Who get the money from the farm rental?
But I'm confused again. If Dad is not incapacitated at all, and if you can leave him to do errands, why do you need someone to come in to give you a 2-hour break? Can he be left alone, or not?
As for what he expects, well, so what? You are an adult, and it sounds like a very capable, strong, and industrious adult. He expects to know who you talk to on the phone? Tough. "A friend," or "A prospective client for my business," should be enough to keep things friendly. He expects you there every minute? If it is not medically necessary that he have 24/7 care, then that is not a realistic expectation nor one you need to fulfill. You are his adult daughter, not an indentured servant. You have generously opened your home to your father. That doesn't give him the right to take over your life. So, he gets mad. Surely you've survived his anger many times over the years. Let it roll off of your back.
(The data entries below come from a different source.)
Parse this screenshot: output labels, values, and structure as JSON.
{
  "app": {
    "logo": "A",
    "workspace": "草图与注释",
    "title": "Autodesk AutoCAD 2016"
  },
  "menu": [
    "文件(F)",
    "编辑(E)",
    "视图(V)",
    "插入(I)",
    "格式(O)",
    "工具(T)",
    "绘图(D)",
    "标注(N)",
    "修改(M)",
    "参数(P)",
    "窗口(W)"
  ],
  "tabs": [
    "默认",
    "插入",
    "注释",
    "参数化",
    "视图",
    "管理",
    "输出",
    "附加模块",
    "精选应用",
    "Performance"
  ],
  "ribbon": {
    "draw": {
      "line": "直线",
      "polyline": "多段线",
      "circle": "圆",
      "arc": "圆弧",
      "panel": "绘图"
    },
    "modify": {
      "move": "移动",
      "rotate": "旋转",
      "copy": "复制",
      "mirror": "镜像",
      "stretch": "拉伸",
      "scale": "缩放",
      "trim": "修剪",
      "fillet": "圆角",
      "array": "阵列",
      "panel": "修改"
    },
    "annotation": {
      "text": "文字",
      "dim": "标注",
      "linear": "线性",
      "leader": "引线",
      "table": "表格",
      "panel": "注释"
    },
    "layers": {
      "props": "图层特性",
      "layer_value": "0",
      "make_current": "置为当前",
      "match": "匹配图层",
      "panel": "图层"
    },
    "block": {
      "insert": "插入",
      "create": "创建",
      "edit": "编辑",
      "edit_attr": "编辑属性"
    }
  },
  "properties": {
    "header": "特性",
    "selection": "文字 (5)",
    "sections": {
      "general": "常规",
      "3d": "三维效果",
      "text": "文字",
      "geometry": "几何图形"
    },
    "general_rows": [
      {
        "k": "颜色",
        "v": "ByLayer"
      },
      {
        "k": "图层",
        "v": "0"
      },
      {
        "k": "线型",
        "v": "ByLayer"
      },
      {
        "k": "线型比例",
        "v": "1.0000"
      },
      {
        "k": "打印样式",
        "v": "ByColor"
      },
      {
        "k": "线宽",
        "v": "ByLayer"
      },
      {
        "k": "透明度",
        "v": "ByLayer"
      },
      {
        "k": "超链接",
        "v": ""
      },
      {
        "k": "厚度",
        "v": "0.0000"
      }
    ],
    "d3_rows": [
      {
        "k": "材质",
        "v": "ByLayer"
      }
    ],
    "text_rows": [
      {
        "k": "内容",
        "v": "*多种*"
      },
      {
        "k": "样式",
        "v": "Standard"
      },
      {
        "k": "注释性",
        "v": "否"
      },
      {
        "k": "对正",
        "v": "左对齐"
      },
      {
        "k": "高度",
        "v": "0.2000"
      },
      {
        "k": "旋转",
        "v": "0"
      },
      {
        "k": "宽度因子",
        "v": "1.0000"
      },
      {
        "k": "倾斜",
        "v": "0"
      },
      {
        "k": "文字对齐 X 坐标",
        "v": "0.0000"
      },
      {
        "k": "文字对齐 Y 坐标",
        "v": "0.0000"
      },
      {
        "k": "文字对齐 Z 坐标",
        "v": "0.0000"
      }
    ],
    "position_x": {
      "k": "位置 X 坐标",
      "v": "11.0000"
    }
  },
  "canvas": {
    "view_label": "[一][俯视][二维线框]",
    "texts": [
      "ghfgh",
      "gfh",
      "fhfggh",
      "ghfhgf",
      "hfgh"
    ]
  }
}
If this is how Dad treats you, the daughter who is generously looking after him, I think I might have a sense of why your siblings do not have a good relationship with him, nor want to spend more than 5 minutes with him at Christmas. Behaviors have consequences and it seems to me Dad may be reaping what he has sown. It is sad, and I know you ache to change that, but I don't think it is within your power.
The question you need to ask is what would happen to your dad and who would step up if something happened to you? (heart attack, stroke, hit by a bus, etc.)